(Guest column) Abortions will be sought, legal or illegal
Published 4:45 am Wednesday, April 10, 2019
- Dr. Harry Roach
Editor’s note: This opinion column is a rebuttal to Rep. Rich Wingo, R-Tuscaloosa, who is seeking to ban abortions
I have to take issue with the “logic” presented by state Rep. Rich Wingo, R-Tuscaloosa, in the April 6 edition of The Times and that of all other pro-life supporters in that they fail to comprehend, most being male, that it is the woman who becomes pregnant and it is they who, even when having children, are the primary care givers for children.
Men, being men, are incapable of comprehending the ramifications of pregnancy and its subsequent outcome. That is comment number one, and the second is the fact that a woman who doesn’t wish to be pregnant will have an abortion, whether it is legal or otherwise. Yes, the concept of abortion, per se, is an abomination but it is a fact of life. It has been a procedure that has occurred forever.
Yes, it is more common nowadays since Roe vs Wade, but it won’t be abolished by reversing Roe v. Wade. Yes, it may be made illegal locally, but that won’t stop those who want to have the procedure from finding someone who will perform it for them. God forbid that it be a “back alley” abortionist, as was the case previously.
Let me identify who I am and my credentials for my arguments against abolishing Roe v. Wade. My name is Harry C Roach, MD. I am a physician, still licensed to practice medicine in Ohio. I graduated from medical school, University of Cincinnati, in 1969. I became boarded in Obstetrics & Gynecology in 1966 and practiced that specialty in Cincinnati until I retired in 2000.
As a medical student I worked for Planned Parenthood, whose clinics in most instances are in the poorer districts of most major cities, these being the areas of need for most lower income and underprivileged persons. Planned Parenthood provides desperately needed medical and contraceptive services for these people, and in my day, employed by them, I fitted diaphragms and provided oral contraceptives as well as counseled and treated all comers for all of their medical needs. This is what Planned Parenthood does, its main function and it remains its primary purpose.
Once Roe v. Wade became the “law of the land” I became consultant for Cincinnati’s Planned Parenthood’s botched abortion procedures. Going back to those early years, before abortion became legal, I witnessed the horrors of botched abortion procedures, the infection that often followed resulting in loss of fertility and of the woman’s reproductive organs, as well as many deaths. When I started private practice I sent my patients requesting an abortion and those who could it, to Mexico City.
At a cost of $1,000 the patient was flown there and returned, had the procedure performed, and was kept overnight. An aside, all of the patients who I sent there happened to be Catholic so for these women, being Catholic didn’t interfere with their repugnance at being pregnant.

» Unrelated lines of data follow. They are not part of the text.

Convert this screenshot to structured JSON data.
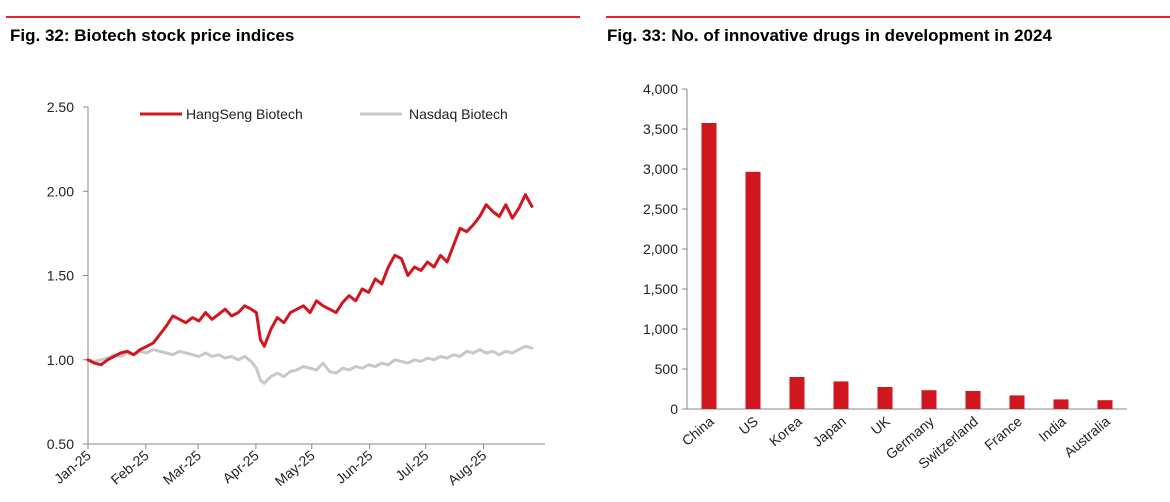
{
  "chart_data": [
    {
      "type": "line",
      "title": "Fig. 32: Biotech stock price indices",
      "xlabel": "",
      "ylabel": "",
      "ylim": [
        0.5,
        2.5
      ],
      "yticks": [
        "2.50",
        "2.00",
        "1.50",
        "1.00",
        "0.50"
      ],
      "ytick_values": [
        2.5,
        2.0,
        1.5,
        1.0,
        0.5
      ],
      "xticks": [
        "Jan-25",
        "Feb-25",
        "Mar-25",
        "Apr-25",
        "May-25",
        "Jun-25",
        "Jul-25",
        "Aug-25"
      ],
      "x_range": [
        0,
        35
      ],
      "xtick_positions": [
        0,
        4.43,
        8.43,
        12.86,
        17.14,
        21.57,
        25.86,
        30.29
      ],
      "series": [
        {
          "name": "HangSeng Biotech",
          "color": "#d0171f",
          "x": [
            0,
            0.5,
            1,
            1.5,
            2,
            2.5,
            3,
            3.5,
            4,
            4.5,
            5,
            5.5,
            6,
            6.5,
            7,
            7.5,
            8,
            8.5,
            9,
            9.5,
            10,
            10.5,
            11,
            11.5,
            12,
            12.5,
            12.9,
            13.2,
            13.5,
            14,
            14.5,
            15,
            15.5,
            16,
            16.5,
            17,
            17.5,
            18,
            18.5,
            19,
            19.5,
            20,
            20.5,
            21,
            21.5,
            22,
            22.5,
            23,
            23.5,
            24,
            24.5,
            25,
            25.5,
            26,
            26.5,
            27,
            27.5,
            28,
            28.5,
            29,
            29.5,
            30,
            30.5,
            31,
            31.5,
            32,
            32.5,
            33,
            33.5,
            34
          ],
          "values": [
            1.0,
            0.98,
            0.97,
            1.0,
            1.02,
            1.04,
            1.05,
            1.03,
            1.06,
            1.08,
            1.1,
            1.15,
            1.2,
            1.26,
            1.24,
            1.22,
            1.25,
            1.23,
            1.28,
            1.24,
            1.27,
            1.3,
            1.26,
            1.28,
            1.32,
            1.3,
            1.28,
            1.12,
            1.08,
            1.18,
            1.25,
            1.22,
            1.28,
            1.3,
            1.32,
            1.28,
            1.35,
            1.32,
            1.3,
            1.28,
            1.34,
            1.38,
            1.35,
            1.42,
            1.4,
            1.48,
            1.45,
            1.55,
            1.62,
            1.6,
            1.5,
            1.55,
            1.53,
            1.58,
            1.55,
            1.62,
            1.58,
            1.68,
            1.78,
            1.76,
            1.8,
            1.85,
            1.92,
            1.88,
            1.85,
            1.92,
            1.84,
            1.9,
            1.98,
            1.91
          ]
        },
        {
          "name": "Nasdaq Biotech",
          "color": "#c8c8c8",
          "x": [
            0,
            0.5,
            1,
            1.5,
            2,
            2.5,
            3,
            3.5,
            4,
            4.5,
            5,
            5.5,
            6,
            6.5,
            7,
            7.5,
            8,
            8.5,
            9,
            9.5,
            10,
            10.5,
            11,
            11.5,
            12,
            12.5,
            12.9,
            13.2,
            13.5,
            14,
            14.5,
            15,
            15.5,
            16,
            16.5,
            17,
            17.5,
            18,
            18.5,
            19,
            19.5,
            20,
            20.5,
            21,
            21.5,
            22,
            22.5,
            23,
            23.5,
            24,
            24.5,
            25,
            25.5,
            26,
            26.5,
            27,
            27.5,
            28,
            28.5,
            29,
            29.5,
            30,
            30.5,
            31,
            31.5,
            32,
            32.5,
            33,
            33.5,
            34
          ],
          "values": [
            1.0,
            0.99,
            1.0,
            1.01,
            1.03,
            1.02,
            1.04,
            1.03,
            1.05,
            1.04,
            1.06,
            1.05,
            1.04,
            1.03,
            1.05,
            1.04,
            1.03,
            1.02,
            1.04,
            1.02,
            1.03,
            1.01,
            1.02,
            1.0,
            1.02,
            0.99,
            0.95,
            0.88,
            0.86,
            0.9,
            0.92,
            0.9,
            0.93,
            0.94,
            0.96,
            0.95,
            0.94,
            0.98,
            0.93,
            0.92,
            0.95,
            0.94,
            0.96,
            0.95,
            0.97,
            0.96,
            0.98,
            0.97,
            1.0,
            0.99,
            0.98,
            1.0,
            0.99,
            1.01,
            1.0,
            1.02,
            1.01,
            1.03,
            1.02,
            1.05,
            1.04,
            1.06,
            1.04,
            1.05,
            1.03,
            1.05,
            1.04,
            1.06,
            1.08,
            1.07
          ]
        }
      ],
      "legend": "top"
    },
    {
      "type": "bar",
      "title": "Fig. 33: No. of innovative drugs in development in 2024",
      "xlabel": "",
      "ylabel": "",
      "ylim": [
        0,
        4000
      ],
      "yticks": [
        "4,000",
        "3,500",
        "3,000",
        "2,500",
        "2,000",
        "1,500",
        "1,000",
        "500",
        "0"
      ],
      "ytick_values": [
        4000,
        3500,
        3000,
        2500,
        2000,
        1500,
        1000,
        500,
        0
      ],
      "categories": [
        "China",
        "US",
        "Korea",
        "Japan",
        "UK",
        "Germany",
        "Switzerland",
        "France",
        "India",
        "Australia"
      ],
      "values": [
        3575,
        2965,
        400,
        345,
        275,
        235,
        225,
        170,
        120,
        110
      ],
      "color": "#d0171f"
    }
  ]
}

Then New York legalized the procedure so we sent our patients there and subsequently Roe v. Wade was enacted. Of interest, although I did not know the man personally, there was a person who took women up in a plane, circling over the tri-state area, performed the procedure, and then returned to Lunken Airport. Law enforcement knew who he was and what he was doing, but none had jurisdiction over him as no one knew over which state he did the procedure.
What has made the procedure so much easier to perform in the first trimester is the advancement in medicine in the late ‘60s with the vacuum curettage, or suction aspiration of the uterine contents which we gynecologists used frequently after miscarriages and in those instances of missed abortions (fetus has died but the pregnancy tissue remains). Often the catheter used is small enough such that the cervix isn’t dilated, making the procedure relatively painless. Obstetricians would perform abortions up to 20 weeks gestation in women determined to have genetically abnormal fetuses; eg., Down’s syndrome. Additionally in nearly all states an abortion procedure can be preformed if a psychiatrist attests to the fact that the woman will kill herself if she continues with the pregnancy.
That being said, yes I am a proponent of legalized abortion for I know and have witnessed the horrors of the after effects of back yard or dark alley procedures, as we dub them. I advocate only those procedure performed in the first trimester, or those medically indicated procedures up to 20 weeks gestation; I strongly oppose it being performed anytime in the second half of the pregnancy.
Let me end by stating two facts that you anti-abortionists fail to comprehend: 1] A woman who does not want to be pregnant will have herself aborted, legal or otherwise. This is a “given” — a fact of life you will not change. And, 2] even if Roe v. Wade is overturned there will be one or more states wherein the procedure will be legal, New York for certain. So, those who can afford to go elsewhere will do so. But, making the procedure illegal will deprive those who need its availability the most, the poor and otherwise indigent people who live in Alabama, and in all of the other states who ill advisedly ban its availability.
Dr. Harry Roach is a retired physician who lives in Logan.